La sentencia deja claro que el expediente se hizo mal por no estudiarse otras alternativas. Cierto es que el estudio de impacto solo analizó la opción finalmente aprobada. ¿Pero cabía otra posibilidad? Cualquiera que conozca la realidad del embalse de Valdecañas sabe que no. El complejo está sobre una zona de uso general que es compatible con cualquier actividad humana. Por tanto, si se hizo algo mal en la tramitación, obliguen a rectificarlo y sancionen, si quieren, a los responsables del desafuero, pero no creen un problema medioambiental, agravado con otro social y económico de grandes proporciones, donde solo hay un trámite administrativo mal hecho.

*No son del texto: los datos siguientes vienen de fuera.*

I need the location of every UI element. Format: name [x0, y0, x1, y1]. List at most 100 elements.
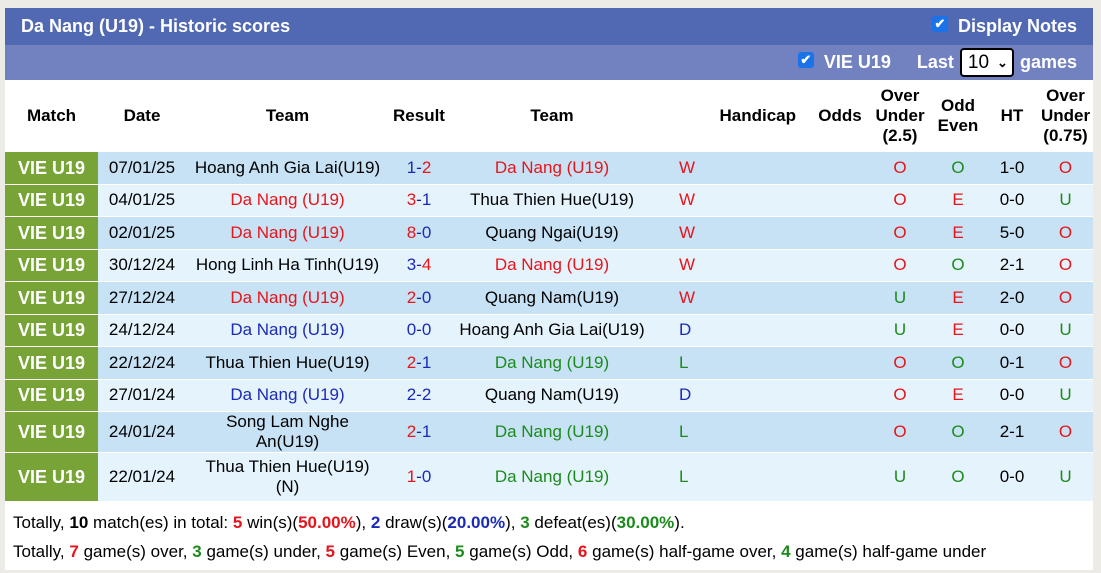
col-result: Result — [393, 106, 445, 125]
home-team-cell[interactable]: Song Lam Nghe An(U19) — [186, 411, 389, 453]
handicap-cell: W — [655, 249, 810, 282]
league-cell[interactable]: VIE U19 — [5, 281, 98, 314]
ht-score-cell: 0-0 — [986, 379, 1038, 412]
league-cell[interactable]: VIE U19 — [5, 379, 98, 412]
handicap-cell: D — [655, 314, 810, 347]
col-home-team: Team — [265, 106, 310, 125]
half-over-under-cell: O — [1038, 346, 1093, 379]
home-team-cell[interactable]: Da Nang (U19) — [186, 184, 389, 217]
odds-cell — [810, 411, 870, 453]
over-under-cell: O — [870, 152, 930, 184]
away-team-cell[interactable]: Da Nang (U19) — [449, 249, 655, 282]
home-score: 1 — [406, 467, 417, 486]
result-cell[interactable]: 1-0 — [389, 452, 449, 502]
home-team-cell[interactable]: Hong Linh Ha Tinh(U19) — [186, 249, 389, 282]
result-cell[interactable]: 2-0 — [389, 281, 449, 314]
league-cell[interactable]: VIE U19 — [5, 411, 98, 453]
odds-cell — [810, 281, 870, 314]
away-team-cell[interactable]: Da Nang (U19) — [449, 346, 655, 379]
table-row[interactable]: VIE U19 04/01/25 Da Nang (U19) 3-1 Thua Thie… — [5, 184, 1093, 217]
display-notes-toggle[interactable]: ✔ Display Notes — [931, 15, 1077, 37]
home-score: 3 — [406, 190, 417, 210]
result-cell[interactable]: 2-1 — [389, 411, 449, 453]
table-row[interactable]: VIE U19 02/01/25 Da Nang (U19) 8-0 Quang Nga… — [5, 216, 1093, 249]
table-row[interactable]: VIE U19 22/01/24 Thua Thien Hue(U19) (N) 1-… — [5, 452, 1093, 502]
league-cell[interactable]: VIE U19 — [5, 152, 98, 184]
win-loss-indicator: D — [679, 320, 692, 340]
home-team-cell[interactable]: Hoang Anh Gia Lai(U19) — [186, 152, 389, 184]
away-team-cell[interactable]: Thua Thien Hue(U19) — [449, 184, 655, 217]
away-score: 0 — [421, 222, 432, 242]
away-team-cell[interactable]: Da Nang (U19) — [449, 411, 655, 453]
table-row[interactable]: VIE U19 07/01/25 Hoang Anh Gia Lai(U19) 1-2… — [5, 152, 1093, 184]
result-cell[interactable]: 2-2 — [389, 379, 449, 412]
away-team-cell[interactable]: Da Nang (U19) — [449, 452, 655, 502]
home-team-cell[interactable]: Da Nang (U19) — [186, 281, 389, 314]
home-team-cell[interactable]: Da Nang (U19) — [186, 379, 389, 412]
date-cell: 02/01/25 — [98, 216, 186, 249]
win-loss-indicator: D — [679, 385, 692, 405]
away-team-cell[interactable]: Hoang Anh Gia Lai(U19) — [449, 314, 655, 347]
league-cell[interactable]: VIE U19 — [5, 249, 98, 282]
table-row[interactable]: VIE U19 27/01/24 Da Nang (U19) 2-2 Quang Nam… — [5, 379, 1093, 412]
ht-score-cell: 0-1 — [986, 346, 1038, 379]
away-team-cell[interactable]: Quang Nam(U19) — [449, 281, 655, 314]
half-over-under-cell: O — [1038, 152, 1093, 184]
games-count-select[interactable]: 10 ⌄ — [959, 48, 1014, 77]
table-row[interactable]: VIE U19 24/01/24 Song Lam Nghe An(U19) 2-1 D… — [5, 411, 1093, 453]
table-row[interactable]: VIE U19 27/12/24 Da Nang (U19) 2-0 Quang Nam… — [5, 281, 1093, 314]
result-cell[interactable]: 3-1 — [389, 184, 449, 217]
odds-cell — [810, 216, 870, 249]
half-over-under-cell: U — [1038, 452, 1093, 502]
date-cell: 22/12/24 — [98, 346, 186, 379]
home-score: 2 — [406, 287, 417, 307]
odds-cell — [810, 152, 870, 184]
ht-score-cell: 5-0 — [986, 216, 1038, 249]
result-cell[interactable]: 0-0 — [389, 314, 449, 347]
result-cell[interactable]: 2-1 — [389, 346, 449, 379]
result-cell[interactable]: 3-4 — [389, 249, 449, 282]
league-cell[interactable]: VIE U19 — [5, 184, 98, 217]
historic-scores-panel: Da Nang (U19) - Historic scores ✔ Displa… — [5, 8, 1093, 570]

Decía al principio que Extremadura no tiene un problema medioambiental, sino de sostenibilidad. Somos pocos y no todos encontramos oportunidades para vivir aquí con dignidad. A mediados del siglo pasado, la ausencia de explotación de la tierra y la falta de desarrollo industrial expulsaron a un millón de extremeños. Ni en el improductivo modelo latifundista ni en la ausencia de industrialización tuvieron que ver nuestros antepasados. ¿Vamos a ser los extremeños de hoy los que, con una equivocada política medioambiental, cercenemos las oportunidades de desarrollo sostenible de esta tierra?

Si el principal problema que tenemos es la despoblación, las decisiones políticas tienen que orientarse a evitarla. Y en ese contexto cobran una importancia capital las Declaraciones de Impacto, que han de girar hacia la sostenibilidad. Una región como la nuestra, con un claro superávit medioambiental, debe huir del conservacionismo a ultranza si no queremos que sea una réplica del antiguo modelo latifundista, con las consecuencias ya conocidas.

Inversiones importantes que dinamizan nuestra economía, crean empleo y fijan población al medio rural, no pueden estar al albur de quien, con un planteamiento más ideológico que técnico, piense que «pueden causar molestias» a tal o cual especie de fauna silvestre. Porque lo más probable es que cuente con una población sobredimensionada, mientras los extremeños son expulsados de su tierra y condenados al desgarro de la emigración.

Puede que la justicia ordene la demolición del complejo, pero no digan que lo hacen por una razón medioambiental. Si quieren usar el medio ambiente como excusa, empiecen por derribar el muro del pantano de Valdecañas, y sigan con el de Torrejón y el de Alcántara… Liberen al Tajo de sus cárceles.

Como se exige para construir, la demolición requiere una Declaración de Impacto para evaluar también sus efectos ambientales, que los tendrá y no todos serán positivos. Tengan en cuenta, cuando hagan el estudio correspondiente, que han de analizar las alternativas técnicamente viables. No vayan a caer en el error ya juzgado y una nueva sentencia venga después a ordenar su reconstrucción por tan fatal olvido.